Procede, de conformidad con todo lo antes razonado, declarar no haber lugar al recurso de casación, y no se aprecian circunstancias que justifiquen la no imposición de las costas correspondientes a esta fase de casación (artículo 139.2 de la LJCA de 1998 ).

Pero, haciendo uso de la facultad reconocida en el apartado 3 de ese artículo 139 de la LJCA de 1998, se señala como cifra máxima a que asciende la imposición de costas por honorarios correspondientes al abogado de la parte recurrida la de 2.400 euros. Para la fijación de la expresada cantidad se tienen en cuenta los criterios seguidos habitualmente por esta Sala en atención a las circunstancias del asunto y a que la cuestión planteada no ha exigido una especial dedicación para formular la oposición.

FALLAMOS

  1. - No haber lugar al recurso de casación interpuesto por UNIÓN NACIONAL DE FUNCIONARIOS DE GESTIÓN DE HACIENDA contra la sentencia de 18 de noviembre de 2005 de la Sección Sexta de la Sala de lo Contencioso-Administrativo de la Audiencia Nacional (en el recurso número 358/2003).

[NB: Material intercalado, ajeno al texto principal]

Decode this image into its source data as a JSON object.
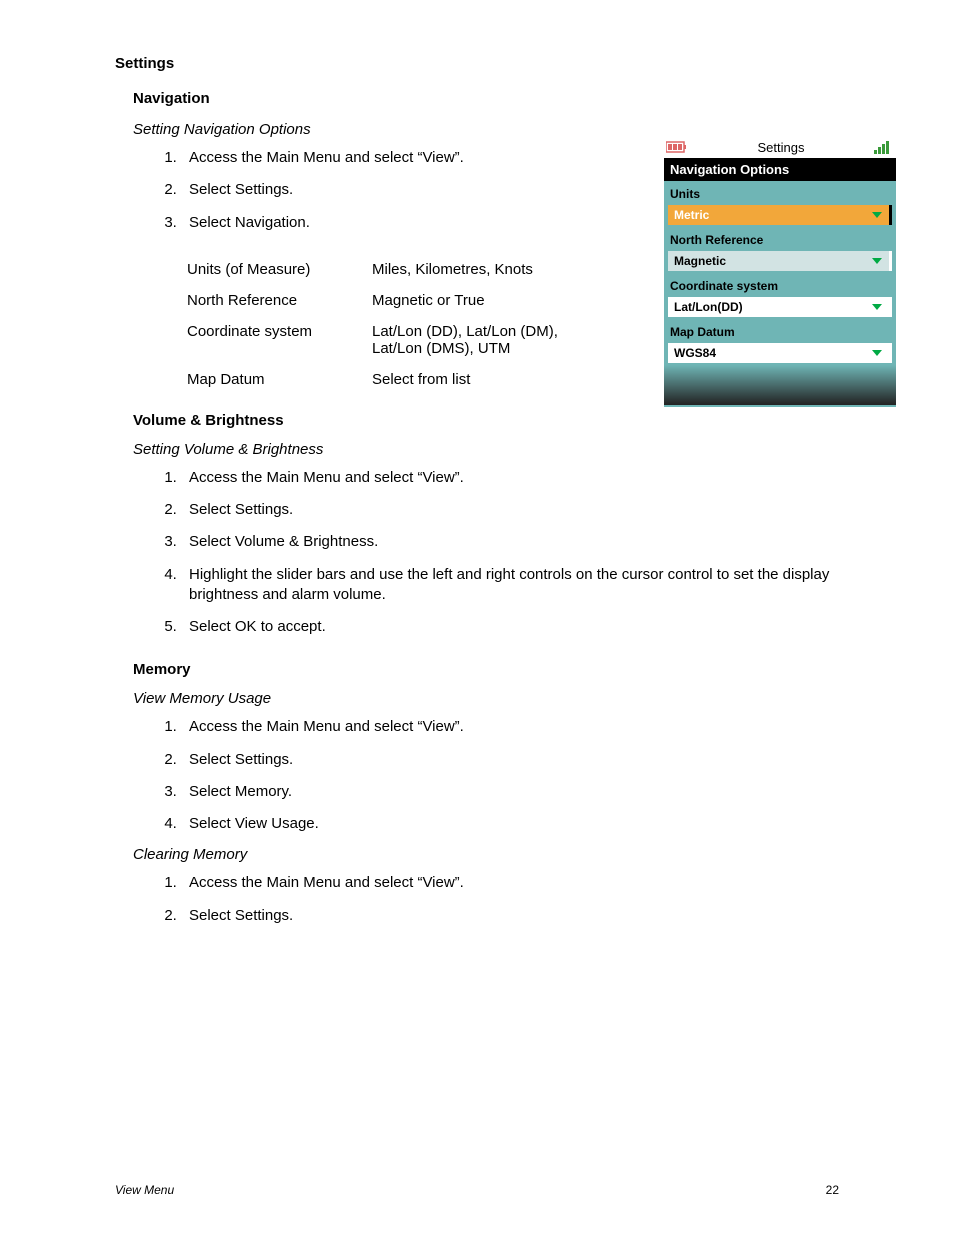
{
  "page_title": "Settings",
  "sections": {
    "navigation": {
      "heading": "Navigation",
      "subheading": "Setting Navigation Options",
      "steps": [
        "Access the Main Menu and select “View”.",
        "Select Settings.",
        "Select Navigation."
      ],
      "options": [
        {
          "key": "Units (of Measure)",
          "value": "Miles, Kilometres, Knots"
        },
        {
          "key": "North Reference",
          "value": "Magnetic or True"
        },
        {
          "key": "Coordinate system",
          "value": "Lat/Lon (DD), Lat/Lon (DM), Lat/Lon (DMS), UTM"
        },
        {
          "key": "Map Datum",
          "value": "Select from list"
        }
      ]
    },
    "volbright": {
      "heading": "Volume & Brightness",
      "subheading": "Setting Volume & Brightness",
      "steps": [
        "Access the Main Menu and select “View”.",
        "Select Settings.",
        "Select Volume & Brightness.",
        "Highlight the slider bars and use the left and right controls on the cursor control to set the display brightness and alarm volume.",
        "Select OK to accept."
      ]
    },
    "memory": {
      "heading": "Memory",
      "view_usage": {
        "subheading": "View Memory Usage",
        "steps": [
          "Access the Main Menu and select “View”.",
          "Select Settings.",
          "Select Memory.",
          "Select View Usage."
        ]
      },
      "clearing": {
        "subheading": "Clearing Memory",
        "steps": [
          "Access the Main Menu and select “View”.",
          "Select Settings."
        ]
      }
    }
  },
  "device": {
    "status_title": "Settings",
    "header": "Navigation Options",
    "groups": [
      {
        "label": "Units",
        "value": "Metric",
        "style": "units"
      },
      {
        "label": "North Reference",
        "value": "Magnetic",
        "style": "gray"
      },
      {
        "label": "Coordinate system",
        "value": "Lat/Lon(DD)",
        "style": "white"
      },
      {
        "label": "Map Datum",
        "value": "WGS84",
        "style": "white"
      }
    ]
  },
  "footer": {
    "left": "View Menu",
    "right": "22"
  }
}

  2. - Imponer a la parte recurrente las costas correspondientes a esta fase de casación, con el alcance y límite que se establece en el último fundamento de derecho de esta sentencia.

Así por esta nuestra sentencia, lo pronunciamos, mandamos y firmamos PUBLICACIÓN.- Leída y publicada fue la anterior sentencia por el Excmo. Sr. Magistrado Ponente de la misma, estando celebrando audiencia pública la Sala Tercera del Tribunal, el mismo día de su fecha, lo que certifico.